After understanding the concepts of "pluralism," "minority" and "equality", Fournier then addresses sexual identities. She asks students to write down what they know about diverse sexual identities then asks them to share and discuss each other’s perceptions.
"These differences sometimes become their secrets from childhood," Fournier said, using her own experience as an example, telling children at first how much effort she put into keeping her sexual orientation a secret at their age.
The responses mirror how society, through the media, social media, and religion, constructs perceptions at a very early age. Children speak of YouTubers, slogans such as "Love is Love" and discuss the concept of sin in various religions.
But the children are often not sure about the meanings of those words; they were curious and wanted answers. "Some kids ask me how I know I'm a lesbian because I don't have short hair.
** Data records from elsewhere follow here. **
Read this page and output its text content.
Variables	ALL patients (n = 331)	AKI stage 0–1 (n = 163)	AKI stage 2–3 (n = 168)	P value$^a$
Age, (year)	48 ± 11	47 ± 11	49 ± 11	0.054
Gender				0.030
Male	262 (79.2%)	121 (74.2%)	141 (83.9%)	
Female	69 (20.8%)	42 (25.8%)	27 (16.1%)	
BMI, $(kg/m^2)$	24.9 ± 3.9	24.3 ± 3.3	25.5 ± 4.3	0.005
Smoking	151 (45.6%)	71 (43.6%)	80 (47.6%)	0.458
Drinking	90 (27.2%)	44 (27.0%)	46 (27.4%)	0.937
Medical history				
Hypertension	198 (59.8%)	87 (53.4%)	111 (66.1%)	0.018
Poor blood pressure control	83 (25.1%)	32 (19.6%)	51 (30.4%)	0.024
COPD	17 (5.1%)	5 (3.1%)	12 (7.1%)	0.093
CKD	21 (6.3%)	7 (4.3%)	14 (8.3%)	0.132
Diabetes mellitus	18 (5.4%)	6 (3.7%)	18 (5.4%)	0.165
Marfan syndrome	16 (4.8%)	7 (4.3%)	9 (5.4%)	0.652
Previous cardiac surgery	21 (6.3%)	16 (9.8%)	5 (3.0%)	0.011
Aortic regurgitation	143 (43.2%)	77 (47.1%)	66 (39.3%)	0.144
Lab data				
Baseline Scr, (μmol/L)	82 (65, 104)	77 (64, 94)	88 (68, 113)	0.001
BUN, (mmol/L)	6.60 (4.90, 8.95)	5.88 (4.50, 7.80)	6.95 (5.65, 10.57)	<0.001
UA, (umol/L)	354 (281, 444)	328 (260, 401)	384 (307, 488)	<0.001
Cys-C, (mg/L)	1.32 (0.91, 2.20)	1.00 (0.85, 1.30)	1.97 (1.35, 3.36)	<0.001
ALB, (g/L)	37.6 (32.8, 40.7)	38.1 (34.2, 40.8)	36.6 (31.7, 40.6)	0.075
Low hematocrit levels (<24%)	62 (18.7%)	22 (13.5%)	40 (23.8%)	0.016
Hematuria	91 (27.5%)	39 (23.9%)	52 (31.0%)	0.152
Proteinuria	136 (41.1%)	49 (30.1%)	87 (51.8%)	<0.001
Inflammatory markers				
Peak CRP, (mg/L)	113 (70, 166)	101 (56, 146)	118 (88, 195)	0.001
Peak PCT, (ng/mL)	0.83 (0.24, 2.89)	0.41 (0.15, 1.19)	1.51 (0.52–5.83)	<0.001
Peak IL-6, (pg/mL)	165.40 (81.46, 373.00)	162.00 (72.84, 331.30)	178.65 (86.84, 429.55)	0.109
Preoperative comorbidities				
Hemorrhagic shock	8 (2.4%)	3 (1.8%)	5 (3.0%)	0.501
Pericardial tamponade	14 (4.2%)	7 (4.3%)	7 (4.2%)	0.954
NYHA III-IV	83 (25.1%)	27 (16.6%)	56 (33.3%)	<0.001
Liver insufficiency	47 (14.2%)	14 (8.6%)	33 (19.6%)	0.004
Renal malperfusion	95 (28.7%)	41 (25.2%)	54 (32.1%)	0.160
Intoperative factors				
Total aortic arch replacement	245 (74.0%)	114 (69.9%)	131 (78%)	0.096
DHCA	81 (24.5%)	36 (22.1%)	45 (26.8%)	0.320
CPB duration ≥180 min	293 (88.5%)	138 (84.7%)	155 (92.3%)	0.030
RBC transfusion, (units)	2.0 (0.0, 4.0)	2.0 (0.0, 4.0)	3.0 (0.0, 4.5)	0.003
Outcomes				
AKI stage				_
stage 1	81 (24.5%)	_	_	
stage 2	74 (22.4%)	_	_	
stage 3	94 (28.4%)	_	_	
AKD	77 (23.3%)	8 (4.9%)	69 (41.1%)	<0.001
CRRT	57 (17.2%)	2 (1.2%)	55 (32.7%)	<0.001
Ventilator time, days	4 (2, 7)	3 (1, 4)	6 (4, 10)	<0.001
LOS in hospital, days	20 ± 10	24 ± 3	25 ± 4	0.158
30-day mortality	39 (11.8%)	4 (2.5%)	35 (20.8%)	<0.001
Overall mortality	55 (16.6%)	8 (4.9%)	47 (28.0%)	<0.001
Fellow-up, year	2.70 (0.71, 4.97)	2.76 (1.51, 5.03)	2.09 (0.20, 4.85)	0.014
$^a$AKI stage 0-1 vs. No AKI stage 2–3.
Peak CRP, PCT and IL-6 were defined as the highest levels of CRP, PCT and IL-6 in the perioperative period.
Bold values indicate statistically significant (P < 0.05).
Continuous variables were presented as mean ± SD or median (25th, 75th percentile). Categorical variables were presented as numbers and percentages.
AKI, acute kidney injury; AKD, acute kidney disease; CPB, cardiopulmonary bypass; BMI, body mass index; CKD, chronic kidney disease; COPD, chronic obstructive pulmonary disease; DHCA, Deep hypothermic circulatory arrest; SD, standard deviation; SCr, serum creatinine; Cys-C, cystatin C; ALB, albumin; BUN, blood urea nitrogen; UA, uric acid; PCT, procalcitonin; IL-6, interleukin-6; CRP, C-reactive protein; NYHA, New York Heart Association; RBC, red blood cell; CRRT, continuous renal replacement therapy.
Others ask what sex toys are and the way gay sex is done," Fournier said with a smile.
Then, Fournier uses a map of the world to discuss the global state of gender diversity. She shows them countries where homosexuality is outlawed and where it can be punished by death. She shows them places with marriage equality and advanced hate laws exist.
"Most children are surprised that Switzerland is not really advanced," she said.
The international comparison serves to show children that incremental differences exist and that sexual rights need to be fought for to become a reality.
Then Fournier divides the class into smaller groups. The smaller groups are paired with ABQ volunteers who share their life stories. They talk about their childhood and family background, share photos of their families and friends. The purpose is to let students know that every LGBTIQ, just like everyone else, has a multifaceted identity that goes far beyond their sexual orientation.
Then discussions revolve around coming out, using the experience of their first love. "Everyone does something stupid the first time they're in love, and we start with that," said Fournier. The goal is to show students that LGBTIQ relationships and heterosexual relationships are the same. For high school students, falling in love is an attractive topic. Everything from confessions to first sexual experiences is often hotly debated.
"The kids are often moved because they don’t expect us to share these things so honestly," said Fournier. The volunteers discuss their sadness, excitement, setbacks, moments of bravery and healing, things that they would often otherwise consider secrets.
Unlike in Taiwan, a backlash at Swiss schools is rare
These exchanges don’t always go well. At one school, a conservative teacher lectured the class about the negative views of religious groups on homosexuality and listed various ways to "cure" homosexuality. ABQ had to cancel its training at the school.
On another occasion, when Fournier asked students to provide anonymous feedback, a student suggested that gays should be arrested and killed. She informed the school. A meeting with a social worker and the children’s parents was arranged. It turned out that a group of students had written the note merely to provoke outrage.
Overall, the vast majority of students have responded positively to the exchanges. They confided their own experiences, including on unrelated issues such as difficulties at school, or bias they have experienced as members of minorities.
As society and the media discuss more and more about LGBTIQ people, Fournier said that other minorities, such as disabled people and migrants, also deserve the same level of advocacy.
“The best thing to do with children is to make them meet people who can tell their own stories,” she said.